Say what you will about this book, but the chapter-ending kickers are freaking awesome.
THE DISCARDED KNIGHT
Back with Barristan, who is the odd man out now that Hizdahr the Magnificent is running the show, and running it badly. The forces who have Meereen under siege despite Dany’s “peace” decide to up the stakes by beheading poor Admiral Groleo, who had been one of the hostages. Selmy is unsure why they picked Groleo for death and — in a line that certainly seems to channel GRRM directly — admits: “I have no skill at unravelling such knots.”
Selmy tells Quentyn Martell to leave; Martell seems unlikely to take the advice. And scene.
THE SPURNED SUITOR
When Barristan the Bold tells you to throw in the towel, you should really listen. But nooooooo … Instead he decides to hire the Second Sons to help steal a dragon. This is going to end well. I wish there were more to say here, but there isn’t. So let’s move on to …
THE GRIFFIN REBORN
Man, it feels good to be back in Westeros, where the septas are strong, the bards are good-looking, and the exiled lords crushing on dead Targaryens are way gayer than average. Let’s examine Jon Connington’s giant man crush on Rhaegar:
Prince Rhaegar was returning from Dorne, and he and his escort had lingered here a fortnight. He was so young then, and I was younger. Boys, the both of us. At the welcoming feast, the prince had taken up his silver-stringed harp and played for them. A song of love and doom, Jon Connington recalled, and every woman in the hall was weeping when he put down the harp. Not the men, of course.

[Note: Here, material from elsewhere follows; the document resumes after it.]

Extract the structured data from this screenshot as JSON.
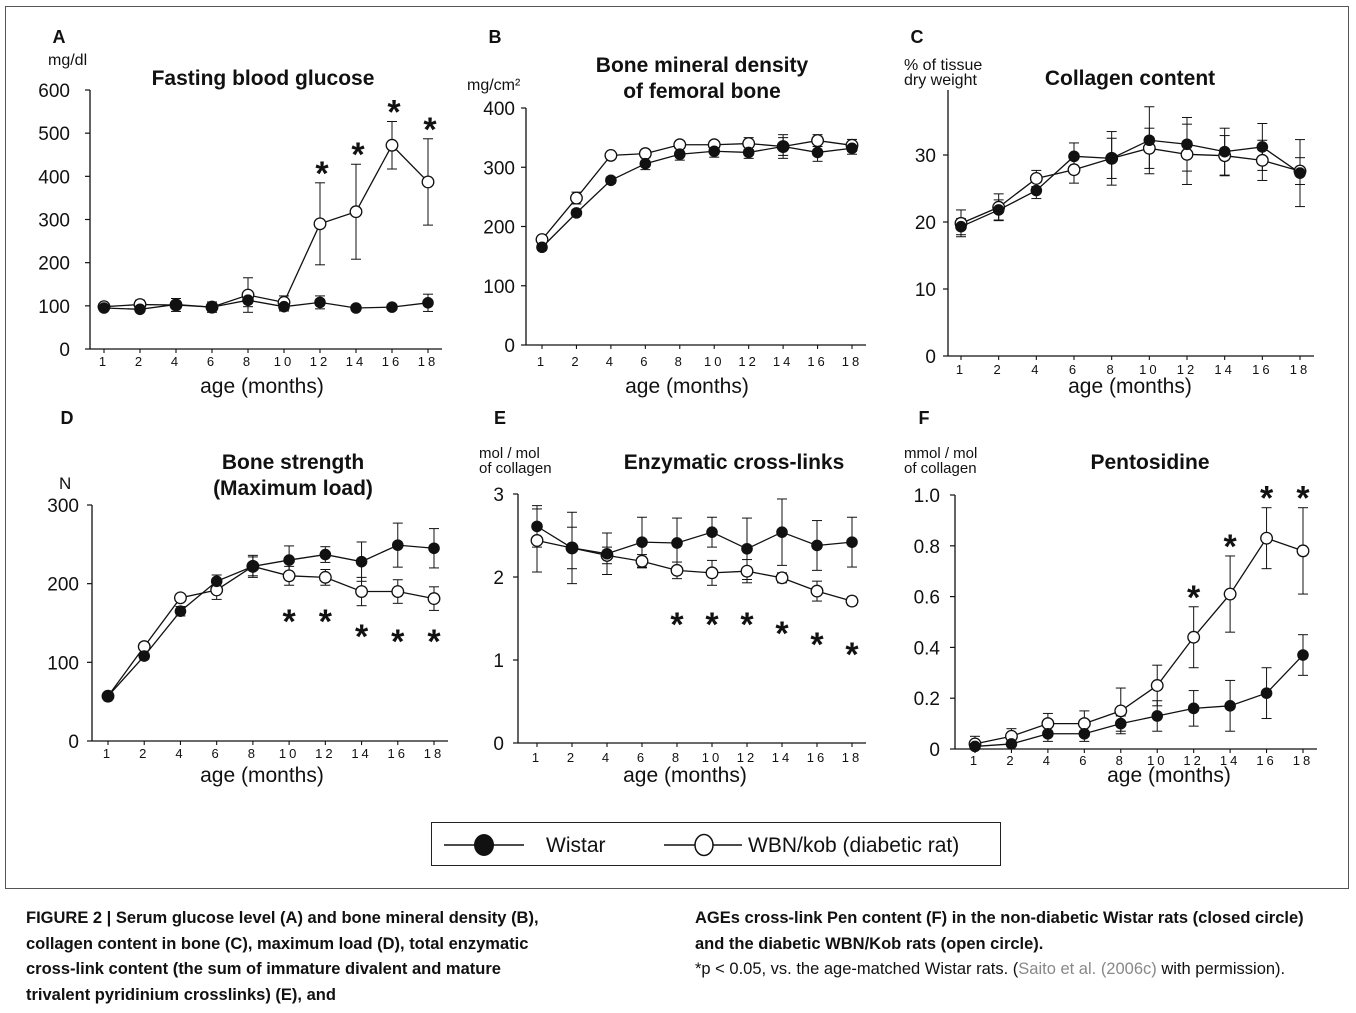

“Your father’s lands are beautiful,” Prince Rhaegar had said, standing right where Jon was standing now. And the boy he’d been had replied, “One day they will all be mine.” But his father and his father’s father had never lost their lands. He had. I rose too high, loved too hard, dared too much. I tried to grasp a star, overreached, and fell.
Translation: He wanted the glory of killing Robert Baratheon, he failed, and Robert then killed his BFF Rhaegar. GRRM had said that ADWD would have a gay POV character, and it certainly seems like Connington’s the one (also, maybe Areo Hotah).
The Golden Compay takes Griffin’s Roost with ease, and Connington — declining the prospect of marriage, owing to greyscale, non-hetero-ness, or both — sets his sights on Storm’s End next. Aegon arrives from camp where he had been kept safe. Connington notes that Rhaegar’s eyes “were a deep a purple, darker than this boy’s.” Hmmm.
Aegon drops a bomb: He’s going to lead this next battle himself.